The Legal Aid, Sentencing and Punishment of Offenders Act 2012 (‘the New Act’), which received the Royal Assent on 1 May 2012, provides, among other things, for increases in the level of fines payable by those found guilty of criminal offences in the magistrates’ courts. The relevant sections have not yet been brought into force but, once implemented, will apply to a number of offences under the Companies Act 2006 (‘CA 2006’) for which directors may be found liable.
What changes does the New Act make to the level of magistrates’ courts fines?
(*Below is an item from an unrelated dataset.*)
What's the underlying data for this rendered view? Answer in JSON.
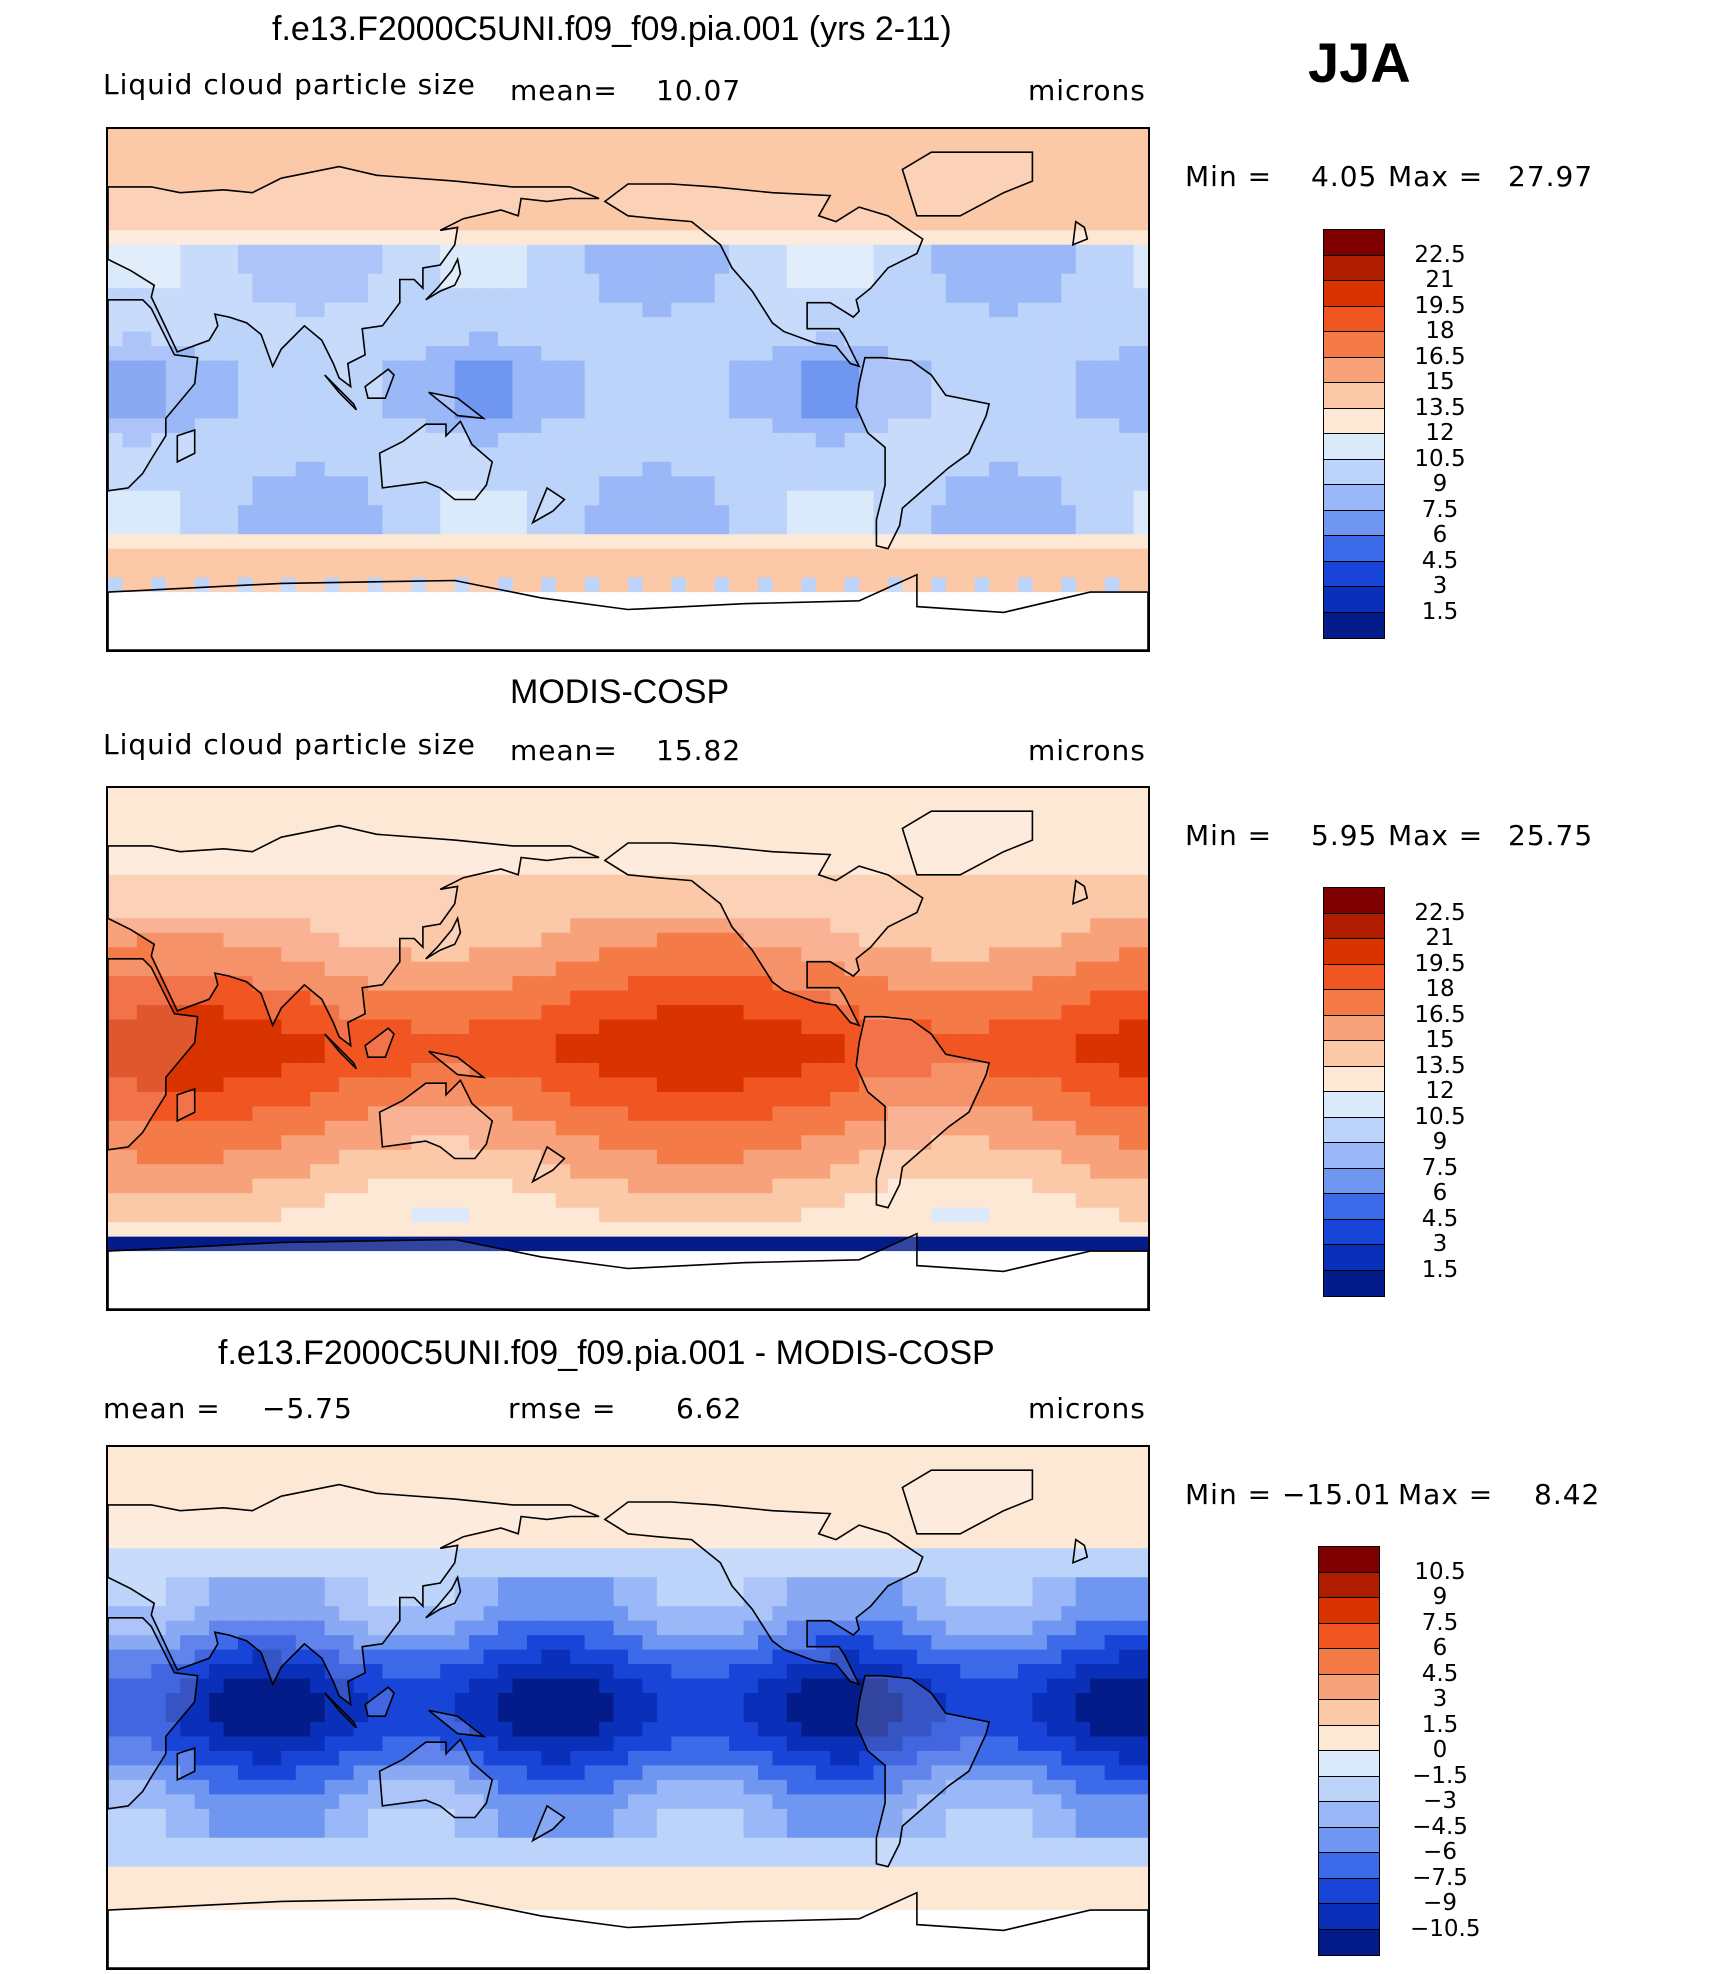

The changes apply to all legislation (whether a statute or statutory instrument) that authorises the magistrates’ courts to impose a fine for a criminal offence, although they will only be brought into force in England and Wales. The New Act includes provisions for increases in fines falling within the following categories:
Category 1 fines
Fines currently capped at the general £5,000 statutory maximum (or any higher, specifically prescribed, statutory amount) whether the fine relates to a summary offence1 or to an offence triable either way2: the cap on these fines will be removed and no upper limit will apply.
When the relevant provisions of the New Act are implemented, the Government will have the option to set new caps for Category 1 fines. However, it is on record as noting that the general removal of the cap provided for by the New Act will give magistrates the discretion to impose more proportionate fines in cases involving corporate and wealthy defendants and it remains to be seen what action the Government proposes to take in this regard. We will up-date you once the situation becomes clearer and when the implementation date for the changes is announced.
Category 2 fines
Fines currently fixed at sums below £5,000: once the New Act is in force, the Government will be able to increase the level of these fines, although they will remain subject to a cap.
The impact of the new regime
The changes will have far-reaching implications for businesses in view of the range of offences to which the changes apply. Criminal offence provisions are contained in a broad array of legislation affecting commercial operations, including the Data Protection Act 1998, the Competition Act 1998 and the Financial Services and Markets Act 2000, as well as the CA 2006.
The Companies Act 2006
The CA 2006 includes, for example, a number of offences for which a fine falling within Category 1 may be imposed, such as the failure to notify Companies House of changes in directorships, default in filing accounts and reports or the annual return, and (for public companies) the failure to lay accounts and reports before a general meeting. Criminal liability in all these cases may attach to the directors of a company in default.